With the Govt of India promoting the Make in India campaign and  supporting the  gold industry’s  initiatives on India good delivery standards,  regulatory frame work  for operationalising it,  bullion spot exchanges , responsible sourcing etc , the Indian gold refineries are also upgrading their bullion production capabilities and dore sourcing arrangements . Locating reliable dore suppliers confirming to OECD guidelines of responsible gold is a major challenge for the Indian refineries. In many dore exporting countries, actual dore exports  are made by the  aggregators or Govt approved export agencies and the dore importing Indian refineries do not have access to the data on their actual ground level sourcing/mining  partners , which may create problem  under the  new emerging  regulatory framework.


Absence of accurate and transparent mechanism of assaying the gold content of dore at the shipping stations is another challenge faced by the gold refineries. Dore business being a high volume low margin activity,  variations in the assay certificate of the imported dore’s gold content , often play havoc with the viability of the entire operations of dore import . Another factor challenging the dore sourcing is the availability of secured logistic agencies in the shipping country, for transporting the dore from the mines to the smelter and then to the airstations . Until and unless internationally rated reliable agencies are taking care of these transhipments, with adequate insurance coverage, the dore importing refineries are not comfortable with long term sourcing and funding arrangements in procuring their gold dore.

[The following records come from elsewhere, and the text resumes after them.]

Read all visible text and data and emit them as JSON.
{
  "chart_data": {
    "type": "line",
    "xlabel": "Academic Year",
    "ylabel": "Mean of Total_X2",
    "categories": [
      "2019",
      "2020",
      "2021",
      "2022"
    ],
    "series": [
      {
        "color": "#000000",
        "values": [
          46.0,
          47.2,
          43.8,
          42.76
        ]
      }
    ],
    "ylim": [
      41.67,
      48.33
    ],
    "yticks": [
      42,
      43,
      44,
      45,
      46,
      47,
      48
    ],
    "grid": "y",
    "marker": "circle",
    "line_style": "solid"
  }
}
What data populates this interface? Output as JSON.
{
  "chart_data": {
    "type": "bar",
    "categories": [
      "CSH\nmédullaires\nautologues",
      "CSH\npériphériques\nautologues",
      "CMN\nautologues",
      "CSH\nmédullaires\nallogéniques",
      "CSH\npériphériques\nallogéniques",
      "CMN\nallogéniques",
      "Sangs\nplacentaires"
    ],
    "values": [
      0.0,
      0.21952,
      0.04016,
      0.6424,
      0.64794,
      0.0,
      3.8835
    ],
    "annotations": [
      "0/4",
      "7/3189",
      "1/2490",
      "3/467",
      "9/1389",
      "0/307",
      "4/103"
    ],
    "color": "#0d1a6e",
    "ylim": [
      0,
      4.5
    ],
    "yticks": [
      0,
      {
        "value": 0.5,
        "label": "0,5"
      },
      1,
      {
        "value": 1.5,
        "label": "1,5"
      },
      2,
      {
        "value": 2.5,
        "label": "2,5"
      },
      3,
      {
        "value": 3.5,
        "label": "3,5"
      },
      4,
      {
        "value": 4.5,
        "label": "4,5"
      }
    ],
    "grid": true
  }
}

The present import duty structure in India is skewed in favour of the finished product bullion imports, and the gold refineries are at a considerable disadvantage in terms of their import duty differentials, IGST rate on dore , the customs tariff rates applied on dore and the foreign exchange payments periodicity etc.  This industry can sustain to import more gold dore for higher domestic production of bullion in the coming years, only if a favourable ecosystem for viable operations are ensured by the policy makers. 


Disclaimer: Views are personal and not the views of the publisher.